Monday, March 14, 2011

Try Bing, it's not good, but it's not double-plus ungood

Herb Kohl vows Google probe

Senator Kohl (D-WI) is of the opinion that net "neutrality" and Anti-Trust laws grant him the authority to regulate content providers, internet infrastructure and what you see when you type a search into Google.

Google disagrees. They consider their search algorithms to be protected property (and the results also belong to them), while having it that net "neutrality" - making bandwidth providers unable to control their property - makes sense. Senator Kohl is going to protect you from both:
"Maintaining competitive choices in this industry is crucial to consumers and the health of the national economy," he wrote. "We will also examine the issue of network neutrality principles and monitor whether consumers continue to have the freedom to access the Internet content they wish without interference from their internet service provider."
I guess he's right. That is, if Congress is going to prevent interference with content delivery they should prevent it without regard to which part of content delivery we're speaking of.
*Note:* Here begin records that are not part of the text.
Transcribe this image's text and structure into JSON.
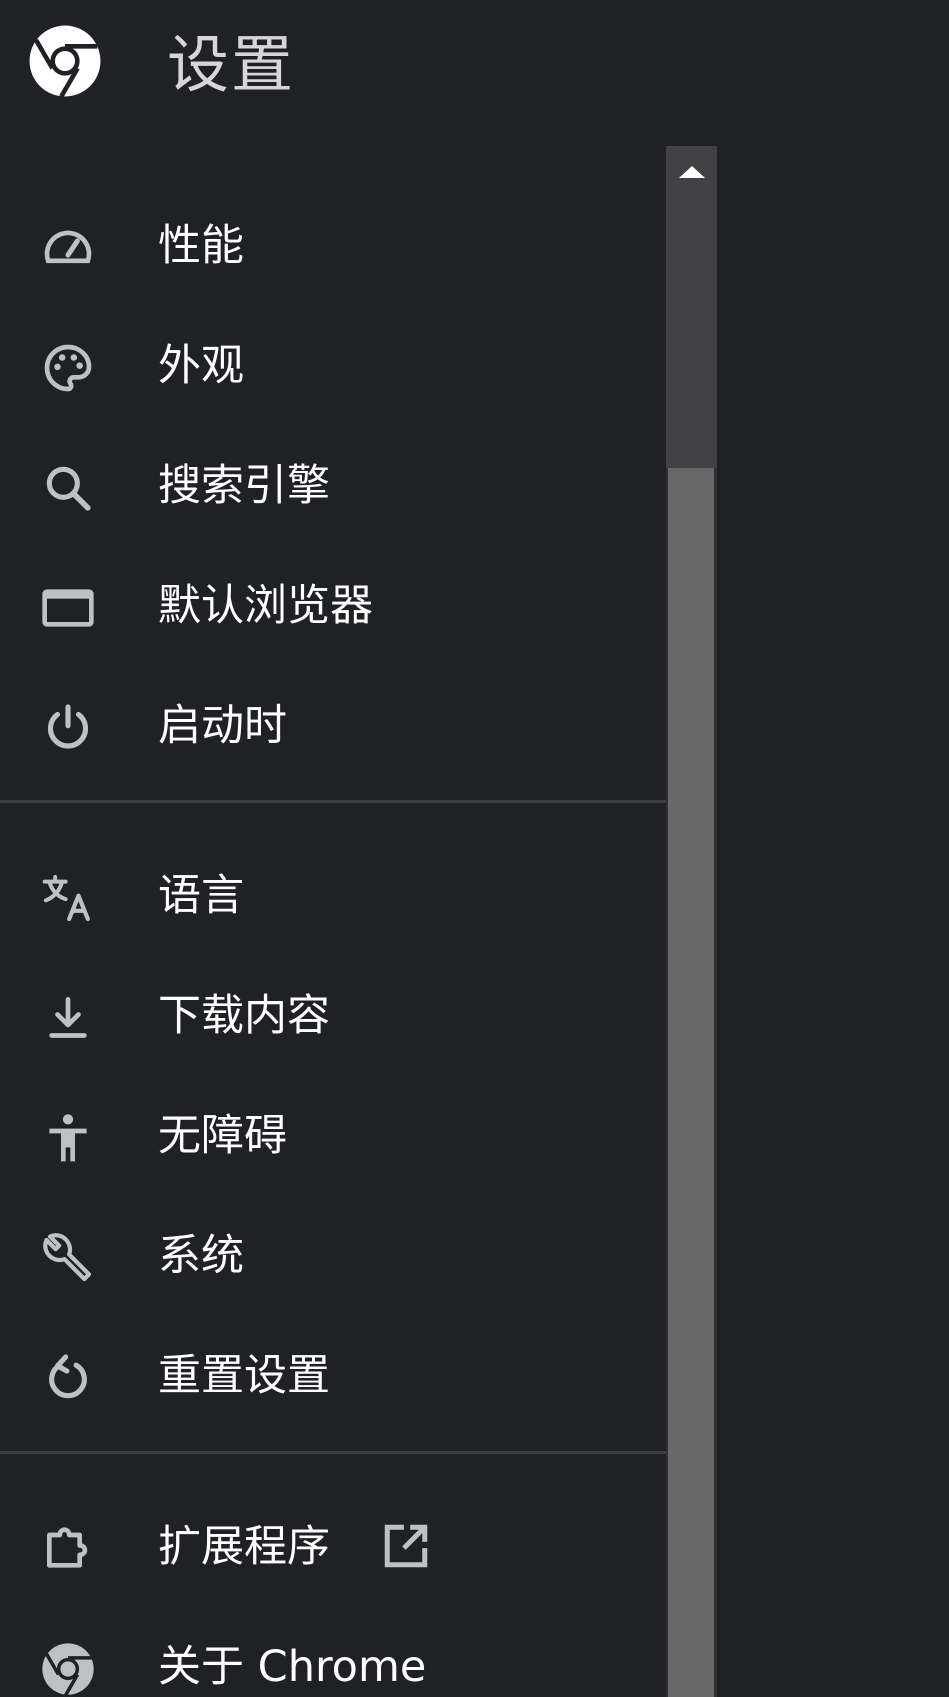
{
  "header": {
    "title": "设置",
    "logo_icon": "chrome-logo-icon"
  },
  "colors": {
    "background": "#202124",
    "text": "#ffffff",
    "icon": "#bdc1c6",
    "divider": "#3d3e41",
    "scroll_thumb": "#686868"
  },
  "sidebar": {
    "groups": [
      {
        "items": [
          {
            "label": "性能",
            "icon": "speedometer-icon"
          },
          {
            "label": "外观",
            "icon": "palette-icon"
          },
          {
            "label": "搜索引擎",
            "icon": "search-icon"
          },
          {
            "label": "默认浏览器",
            "icon": "browser-window-icon"
          },
          {
            "label": "启动时",
            "icon": "power-icon"
          }
        ]
      },
      {
        "items": [
          {
            "label": "语言",
            "icon": "translate-icon"
          },
          {
            "label": "下载内容",
            "icon": "download-icon"
          },
          {
            "label": "无障碍",
            "icon": "accessibility-icon"
          },
          {
            "label": "系统",
            "icon": "wrench-icon"
          },
          {
            "label": "重置设置",
            "icon": "reset-icon"
          }
        ]
      },
      {
        "items": [
          {
            "label": "扩展程序",
            "icon": "puzzle-icon",
            "trailing_icon": "open-in-new-icon"
          },
          {
            "label": "关于 Chrome",
            "icon": "chrome-logo-icon"
          }
        ]
      }
    ]
  }
}
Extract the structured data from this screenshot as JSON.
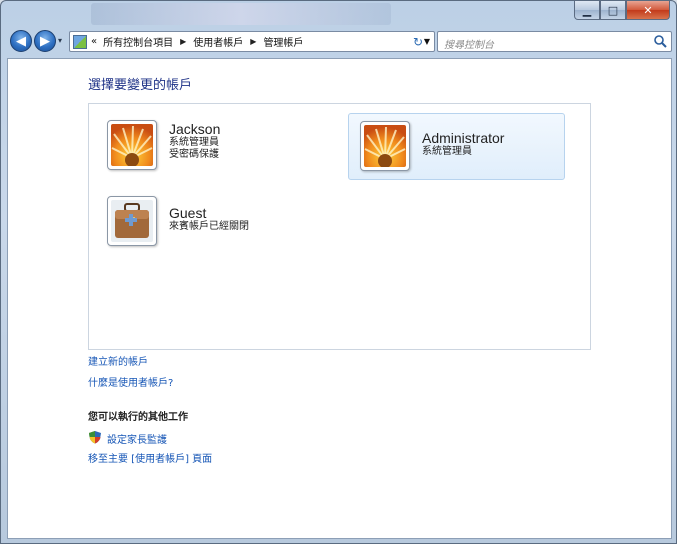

If we are to have net neutrality, let us start with publication of Google's search algorithms so that we may see wherein there may be bias, and to insure equal access to unbiased information for all. If the internet is a raw-data pipe then Google is an information pipe. Pipe rules ought to apply to both. No throttling of data speeds and no throttling of information. Google's ownership of its algorithms is no different than Verizon's ownership of its infrastructure.

Nothing whatever is surprising about Eric Schmidt (technology advisor to President Obama and chairman/CEO of Google), Andrew McLaughlin (Obama's deputy chief technology officer and Head of Global Public Policy and Government Affairs for Google), and Sonal Shah (head of the President's Office of Social Innovation and Civic Participation and former head of Google's head of Global Development Initiatives) joining Jeffrey Immelt (CEO of General Electric and chairman of the President's Council on Jobs and Competitiveness) as expert advisors to the President on some aspect of the economy in which their shared interest is crafting regulations favorable to their enterprises instead of delivering value.